No New Leader, No Split: Corbyn wins the leadership battle, and the rest of the party hunkers down and works with him? No, that isn’t going to happen again. The manner in which Corbyn’s shadow cabinet quit, and the scale of the vote against him, makes that obvious. But remember how much Labour loathes the idea of schism. The rebels are now apparently floating the idea of a “party within a party.” This might involve seizing the name Labour, choosing a new leader without Corbyn, and asking for this new leader and their team to be recognized as the parliamentary Opposition to the Conservative Government. There may be arcane Labour bylaws that legitimize the idea that the leader of the Labour Party inside and outside Parliament can be different people. But only politicians whose dread of splits is pathological would see this as anything approaching a viable concept, judging by how badly it would confuse the voters. It would turn the Labour Party into something like the medieval papacy, with different popes at Rome and Avignon. But popes don’t have to win democratic elections.

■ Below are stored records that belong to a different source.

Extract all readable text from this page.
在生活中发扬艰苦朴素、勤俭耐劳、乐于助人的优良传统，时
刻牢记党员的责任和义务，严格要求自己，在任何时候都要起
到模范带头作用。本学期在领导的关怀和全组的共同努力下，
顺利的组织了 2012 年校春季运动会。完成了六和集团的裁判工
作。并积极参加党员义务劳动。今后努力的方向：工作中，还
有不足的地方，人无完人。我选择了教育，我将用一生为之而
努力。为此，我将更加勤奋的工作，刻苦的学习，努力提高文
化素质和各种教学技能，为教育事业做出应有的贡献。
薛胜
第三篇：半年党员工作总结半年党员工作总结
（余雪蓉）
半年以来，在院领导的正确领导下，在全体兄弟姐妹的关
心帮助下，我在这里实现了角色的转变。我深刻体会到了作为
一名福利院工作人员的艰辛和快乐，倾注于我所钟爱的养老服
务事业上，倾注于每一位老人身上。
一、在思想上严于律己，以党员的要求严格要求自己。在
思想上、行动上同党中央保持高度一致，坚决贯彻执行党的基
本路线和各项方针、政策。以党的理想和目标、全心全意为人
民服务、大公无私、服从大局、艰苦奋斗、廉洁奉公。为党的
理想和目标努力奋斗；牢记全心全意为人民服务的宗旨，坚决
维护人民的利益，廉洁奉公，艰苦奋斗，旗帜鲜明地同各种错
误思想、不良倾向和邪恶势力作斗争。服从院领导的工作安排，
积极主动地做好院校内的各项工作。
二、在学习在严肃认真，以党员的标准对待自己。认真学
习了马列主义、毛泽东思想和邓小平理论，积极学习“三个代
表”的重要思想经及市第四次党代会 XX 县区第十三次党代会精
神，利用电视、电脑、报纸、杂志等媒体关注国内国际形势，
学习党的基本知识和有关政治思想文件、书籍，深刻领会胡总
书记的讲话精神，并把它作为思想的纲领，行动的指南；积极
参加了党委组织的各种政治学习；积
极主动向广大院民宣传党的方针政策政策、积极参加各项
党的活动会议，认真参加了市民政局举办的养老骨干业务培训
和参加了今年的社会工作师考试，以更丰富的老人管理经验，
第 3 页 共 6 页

All of these options will be ghastly and divisive. None of them seem likely to put Labour in a position to defeat the Conservatives, whether the election is in October or in 2020 — even though Brexit was a Tory idea and the calamity is covered with Tory fingerprints. This week’s civil war among Labour’s MPs, plotted on WhatsApp as a snap response to Britain hitting the political iceberg of Brexit, is a showdown everyone in Labour knew was coming eventually. Its timing seems arbitrary, but is really inevitable, because of the way Brexit just exposed, again, the huge chasm in the Labour vote and values. And the worst thing is, none of the bad options available will do anything to close that chasm. Labour’s two hearts are close to failure.